Smartphones Help Trappers Wrangle Feral Hogs

Trappers use cameras, smartphones to trap hogs remotely

As feral hogs continue to barrel into suburban and urban areas -- and even into Dallas' city limits -- trappers are turning to smartphone technology to help catch the animals.

Locations such as Kiest Park in Oak Cliff, the Keeton Park Golf Course in Pleasant Grove and White Rock Trail have all seen damage from hogs within the last year, said Don Burns, Dallas parks and recreation project manager.

Osvaldo Rojas, currently the only trapper contracted to capture feral hogs in Dallas, said the hog problem is getting worse.

"The more you trap, the more places you find that need trapping," he said.

Rojas uses large pens equipped with cameras that link to his smartphone to remotely and humanely catch hogs. He then sells the hogs to a meat-processing company.

His contract with the city allows him to keep the proceeds of the sale.

Don Gresham has captured 44 hogs in one night at his family ranch in Forestburg, Montague County, which is approximately 10 miles north of Decatur.

"They destroy everything," he said. "They'll come in, they'll make a field ... look like a plowed field. In Dallas, they're destroying people's yards. They were knocking the air conditioners off of our pad sites up here."

Necessity was the mother of invention for Gresham. He helped to design a 30-foot hog trap that, like the one Rojas uses, employs Web cameras that send live video to his smartphone, allowing him to trigger the trapdoor with the touch of a button.

His company, Goin Fencing, now sells the traps to farmers around the country.

In the Dallas area, feral hogs travel from place to place along the banks of the Trinity River or, as Burns describes it, "Hog Highway." The animals use the Trinity's creeks and tributaries as exits to access suburban and urban neighborhoods, he said.

According to estimates from researchers at Texas A&M University, the number of feral hogs in the state may range from 1.8 million to 3.4 million, with the population growing between 18 percent and 21 percent each year.

The Texas A&M Institute of Renewable Natural Resources study also estimates that feral hogs cause $52 million in damage to agriculture in the state every year.

There are no known estimates for how many hogs are living in the Dallas-Fort Worth area.

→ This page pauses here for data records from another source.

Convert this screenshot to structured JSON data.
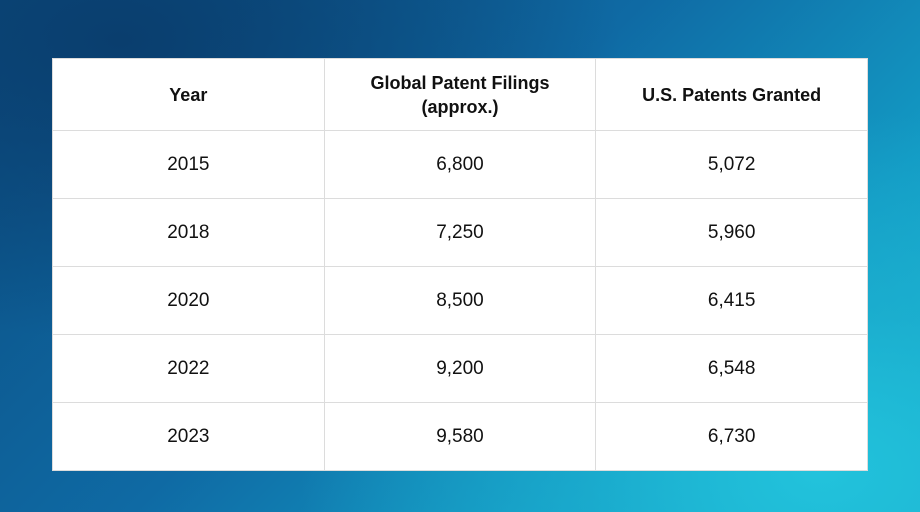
{
  "table": {
    "columns": [
      "Year",
      "Global Patent Filings (approx.)",
      "U.S. Patents Granted"
    ],
    "rows": [
      [
        "2015",
        "6,800",
        "5,072"
      ],
      [
        "2018",
        "7,250",
        "5,960"
      ],
      [
        "2020",
        "8,500",
        "6,415"
      ],
      [
        "2022",
        "9,200",
        "6,548"
      ],
      [
        "2023",
        "9,580",
        "6,730"
      ]
    ]
  }
}
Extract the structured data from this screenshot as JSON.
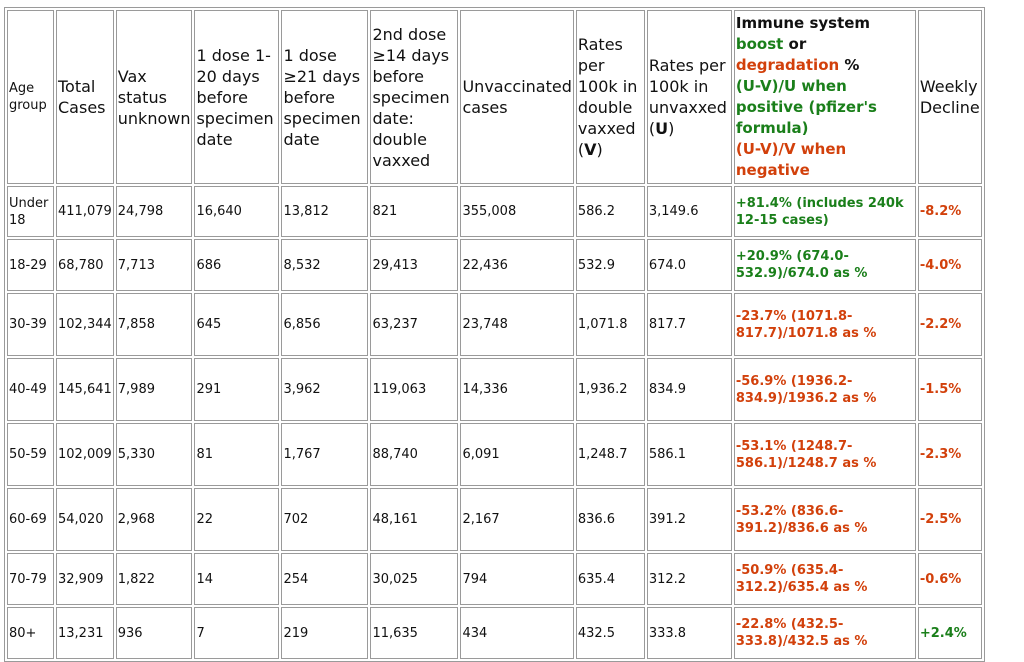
{
  "table": {
    "headers": {
      "age": "Age group",
      "total": "Total Cases",
      "unknown": "Vax status unknown",
      "dose1_early": "1 dose 1-20 days before specimen date",
      "dose1_late": "1 dose ≥21 days before specimen date",
      "dose2": "2nd dose ≥14 days before specimen date: double vaxxed",
      "unvax": "Unvaccinated cases",
      "rate_v_pre": "Rates per 100k in double vaxxed (",
      "rate_v_sym": "V",
      "rate_v_post": ")",
      "rate_u_pre": "Rates per 100k in unvaxxed (",
      "rate_u_sym": "U",
      "rate_u_post": ")",
      "immune_l1": "Immune system",
      "immune_boost": "boost",
      "immune_or": " or",
      "immune_degr": "degradation",
      "immune_pct": " %",
      "immune_formula_pos": "(U-V)/U when positive (pfizer's formula)",
      "immune_formula_neg": "(U-V)/V when negative",
      "weekly": "Weekly Decline"
    },
    "rows": [
      {
        "age": "Under 18",
        "total": "411,079",
        "unknown": "24,798",
        "d1a": "16,640",
        "d1b": "13,812",
        "d2": "821",
        "unvax": "355,008",
        "rv": "586.2",
        "ru": "3,149.6",
        "imm": "+81.4% (includes 240k 12-15 cases)",
        "weekly": "-8.2%"
      },
      {
        "age": "18-29",
        "total": "68,780",
        "unknown": "7,713",
        "d1a": "686",
        "d1b": "8,532",
        "d2": "29,413",
        "unvax": "22,436",
        "rv": "532.9",
        "ru": "674.0",
        "imm": "+20.9% (674.0-532.9)/674.0 as %",
        "weekly": "-4.0%"
      },
      {
        "age": "30-39",
        "total": "102,344",
        "unknown": "7,858",
        "d1a": "645",
        "d1b": "6,856",
        "d2": "63,237",
        "unvax": "23,748",
        "rv": "1,071.8",
        "ru": "817.7",
        "imm": "-23.7% (1071.8-817.7)/1071.8 as %",
        "weekly": "-2.2%"
      },
      {
        "age": "40-49",
        "total": "145,641",
        "unknown": "7,989",
        "d1a": "291",
        "d1b": "3,962",
        "d2": "119,063",
        "unvax": "14,336",
        "rv": "1,936.2",
        "ru": "834.9",
        "imm": "-56.9% (1936.2-834.9)/1936.2 as %",
        "weekly": "-1.5%"
      },
      {
        "age": "50-59",
        "total": "102,009",
        "unknown": "5,330",
        "d1a": "81",
        "d1b": "1,767",
        "d2": "88,740",
        "unvax": "6,091",
        "rv": "1,248.7",
        "ru": "586.1",
        "imm": "-53.1% (1248.7-586.1)/1248.7 as %",
        "weekly": "-2.3%"
      },
      {
        "age": "60-69",
        "total": "54,020",
        "unknown": "2,968",
        "d1a": "22",
        "d1b": "702",
        "d2": "48,161",
        "unvax": "2,167",
        "rv": "836.6",
        "ru": "391.2",
        "imm": "-53.2% (836.6-391.2)/836.6 as %",
        "weekly": "-2.5%"
      },
      {
        "age": "70-79",
        "total": "32,909",
        "unknown": "1,822",
        "d1a": "14",
        "d1b": "254",
        "d2": "30,025",
        "unvax": "794",
        "rv": "635.4",
        "ru": "312.2",
        "imm": "-50.9% (635.4-312.2)/635.4 as %",
        "weekly": "-0.6%"
      },
      {
        "age": "80+",
        "total": "13,231",
        "unknown": "936",
        "d1a": "7",
        "d1b": "219",
        "d2": "11,635",
        "unvax": "434",
        "rv": "432.5",
        "ru": "333.8",
        "imm": "-22.8% (432.5-333.8)/432.5 as %",
        "weekly": "+2.4%"
      }
    ],
    "row_colors": {
      "imm": [
        "green",
        "green",
        "red",
        "red",
        "red",
        "red",
        "red",
        "red"
      ],
      "weekly": [
        "red",
        "red",
        "red",
        "red",
        "red",
        "red",
        "red",
        "green"
      ]
    },
    "colors": {
      "green": "#1a7f1a",
      "red": "#d2400b",
      "border": "#9a9a9a"
    }
  }
}
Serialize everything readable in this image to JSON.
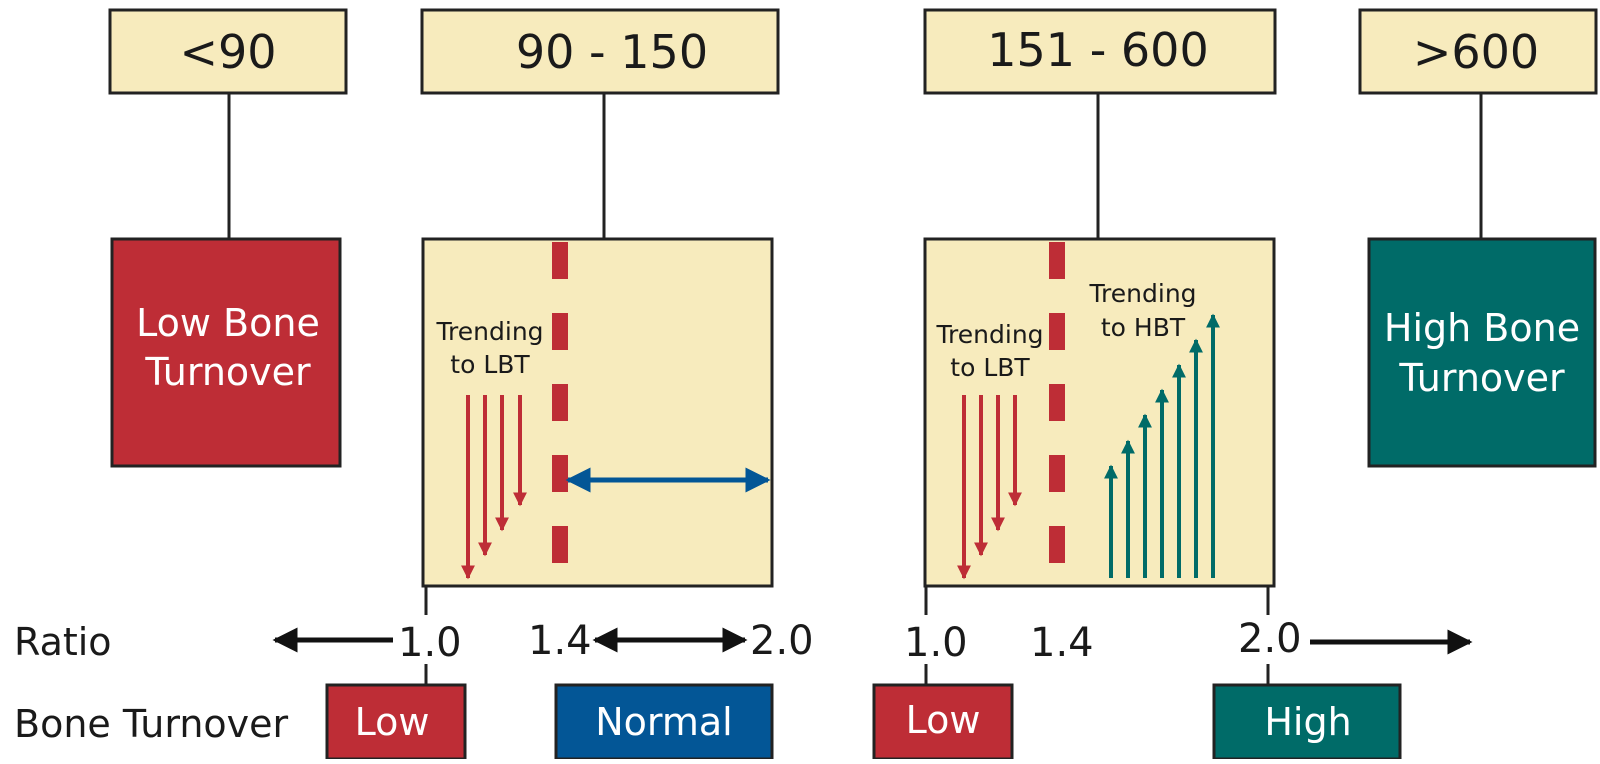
{
  "ranges": [
    {
      "label": "<90"
    },
    {
      "label": "90 - 150"
    },
    {
      "label": "151 - 600"
    },
    {
      "label": ">600"
    }
  ],
  "boxes": {
    "low": {
      "line1": "Low Bone",
      "line2": "Turnover"
    },
    "high": {
      "line1": "High Bone",
      "line2": "Turnover"
    },
    "box2": {
      "trend1": "Trending",
      "trend2": "to LBT"
    },
    "box3": {
      "trendLow1": "Trending",
      "trendLow2": "to LBT",
      "trendHigh1": "Trending",
      "trendHigh2": "to HBT"
    }
  },
  "axis": {
    "title": "Ratio",
    "ticks": [
      "1.0",
      "1.4",
      "2.0",
      "1.0",
      "1.4",
      "2.0"
    ]
  },
  "turnover": {
    "title": "Bone Turnover",
    "labels": [
      "Low",
      "Normal",
      "Low",
      "High"
    ]
  },
  "colors": {
    "red": "#be2d36",
    "teal": "#006b68",
    "blue": "#035696",
    "cream": "#f7ebbd",
    "outline": "#222222"
  }
}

Part of the problem in reducing the numbers of feral hogs is that they reproduce at an exponential rate. A sow can birth a litter of six to eight pigs twice per year, and those piglets can become fertile at the age of six months.

Dallas recently opened up a bidding process for more trappers to help corral the problem. The city expects to select a trapper and have that company on the ground and working by the end of the summer, Burns said.